Refreshments are available starting at 10:30 a.m. The seminar will begin at 10:45 a.m.
Abstract
Cancer rarely announces itself. It hints. It hides. Radiologists often describe their work as looking for needles in a haystack. By the time we are certain it’s there, it is often too late. Artificial intelligence offers a fundamentally new approach to this problem; by learning complex statistical patterns from large collections of medical images and clinical outcomes, AI can detect subtle signals that can appear long before disease becomes visible to the human eye. This creates an unprecedented opportunity to assist radiologists and find cancer earlier, potentially saving thousands of lives. As a case study, Zongwei Zhou will focus on the early detection of pancreatic cancer, where the cost of delay is steep and the window for effective treatment is narrow. His team has developed an AI system that analyzes CT scans to detect and localize early cancer. The system achieves 94% sensitivity at 99% specificity, which outperforms 34% sensitivity at 95% specificity for expert radiologists.
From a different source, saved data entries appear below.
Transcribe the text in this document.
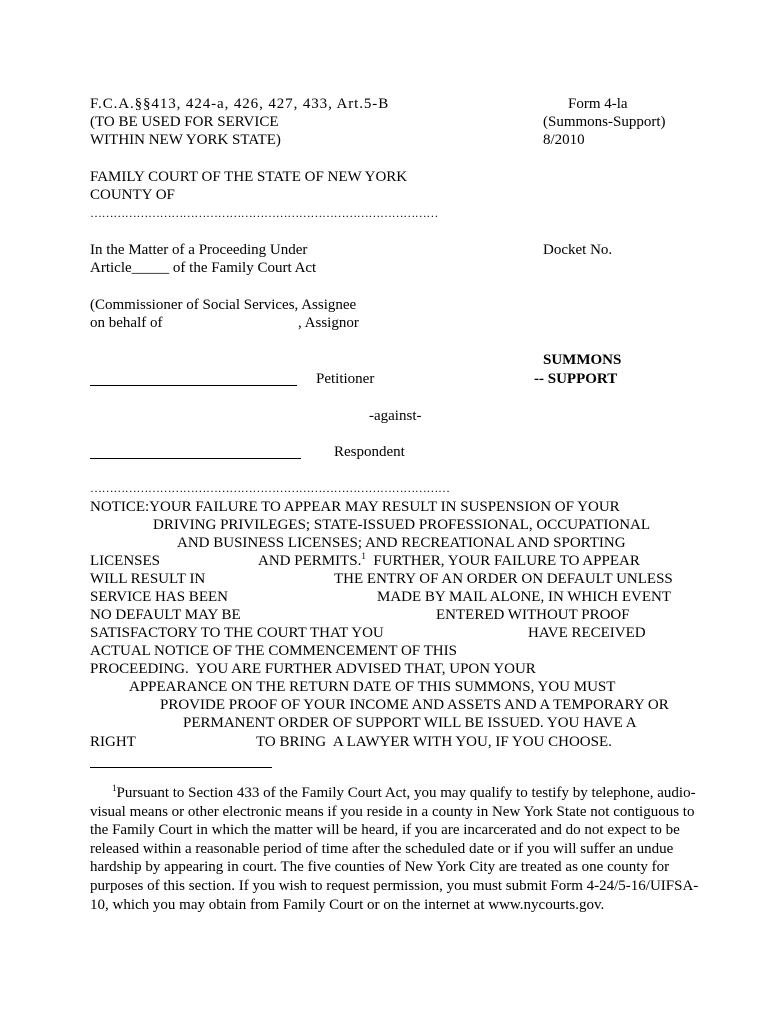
F.C.A.§§413, 424-a, 426, 427, 433, Art.5-B
(TO BE USED FOR SERVICE
WITHIN NEW YORK STATE)
Form 4-la
(Summons-Support)
8/2010
FAMILY COURT OF THE STATE OF NEW YORK
COUNTY OF
………………………………………………………………………………
In the Matter of a Proceeding Under
Article_____ of the Family Court Act
Docket No.
(Commissioner of Social Services, Assignee
on behalf of	, Assignor
SUMMONS
-- SUPPORT
Petitioner
-against-
Respondent
…………………………………………………………………………………
NOTICE:YOUR FAILURE TO APPEAR MAY RESULT IN SUSPENSION OF YOUR
DRIVING PRIVILEGES; STATE-ISSUED PROFESSIONAL, OCCUPATIONAL
AND BUSINESS LICENSES; AND RECREATIONAL AND SPORTING
LICENSES	AND PERMITS.$^1$  FURTHER, YOUR FAILURE TO APPEAR
WILL RESULT IN	THE ENTRY OF AN ORDER ON DEFAULT UNLESS
SERVICE HAS BEEN	MADE BY MAIL ALONE, IN WHICH EVENT
NO DEFAULT MAY BE	ENTERED WITHOUT PROOF
SATISFACTORY TO THE COURT THAT YOU	HAVE RECEIVED
ACTUAL NOTICE OF THE COMMENCEMENT OF THIS
PROCEEDING.  YOU ARE FURTHER ADVISED THAT, UPON YOUR
APPEARANCE ON THE RETURN DATE OF THIS SUMMONS, YOU MUST
PROVIDE PROOF OF YOUR INCOME AND ASSETS AND A TEMPORARY OR
PERMANENT ORDER OF SUPPORT WILL BE ISSUED. YOU HAVE A
RIGHT	TO BRING  A LAWYER WITH YOU, IF YOU CHOOSE.
$^1$Pursuant to Section 433 of the Family Court Act, you may qualify to testify by telephone, audio-visual means or other electronic means if you reside in a county in New York State not contiguous to the Family Court in which the matter will be heard, if you are incarcerated and do not expect to be released within a reasonable period of time after the scheduled date or if you will suffer an undue hardship by appearing in court. The five counties of New York City are treated as one county for purposes of this section. If you wish to request permission, you must submit Form 4-24/5-16/UIFSA-10, which you may obtain from Family Court or on the internet at www.nycourts.gov.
Most importantly, it’s able to detect cancer about 13.6 months earlier than radiologists. Zhou will then introduce a battery of new AI methodology developed by his team that enabled this system, including vision-language models, synthetic data generation, novel AI architectures, and active learning. These ideas extend beyond the pancreas: Their AI system has already outperformed radiologists in detecting eight different cancer types. This success was also enabled by the collaboration with a team of 50 radiologists and datasets from 445 hospitals across 19 countries. Zhou will close with his broader vision: AI systems that learn longitudinal representations of human biology by integrating imaging, clinical data, and causal modeling—able to detect and forecast multiple cancers long before symptoms emerge. Because in cancer care, time is life.
Speaker Biography
Zongwei Zhou is an assistant research professor in the Johns Hopkins University’s Department of Computer Science with a joint appointment in Oncology through the School of Medicine’s Sidney Kimmel Comprehensive Cancer Center. As a member of the Data Science and AI Institute and the Center for Imaging Science, his research focuses on medical computer vision, language, and graphics for early cancer detection and diagnosis.
Zhou is best known for developing UNet++, a widely adopted segmentation architecture cited about 18,000 times since its publication in 2019. He currently serves as principal investigator on a $2.8 million National Institutes of Health and National Institute of Biomedical Imaging and Bioengineering R01 grant. His work has earned multiple honors, including a American Medical Informatics Association Doctoral Dissertation Award, an Elsevier Medical Image Analysis Best Paper Award, and a Medical Image Computing and Computer Assisted Intervention Society Young Scientist Award.
Zhou also received the President’s Award for Innovation, the highest honor for graduate students at Arizona State University, and has been recognized among the World’s Top 2% of Scientists by Stanford University every year since 2022.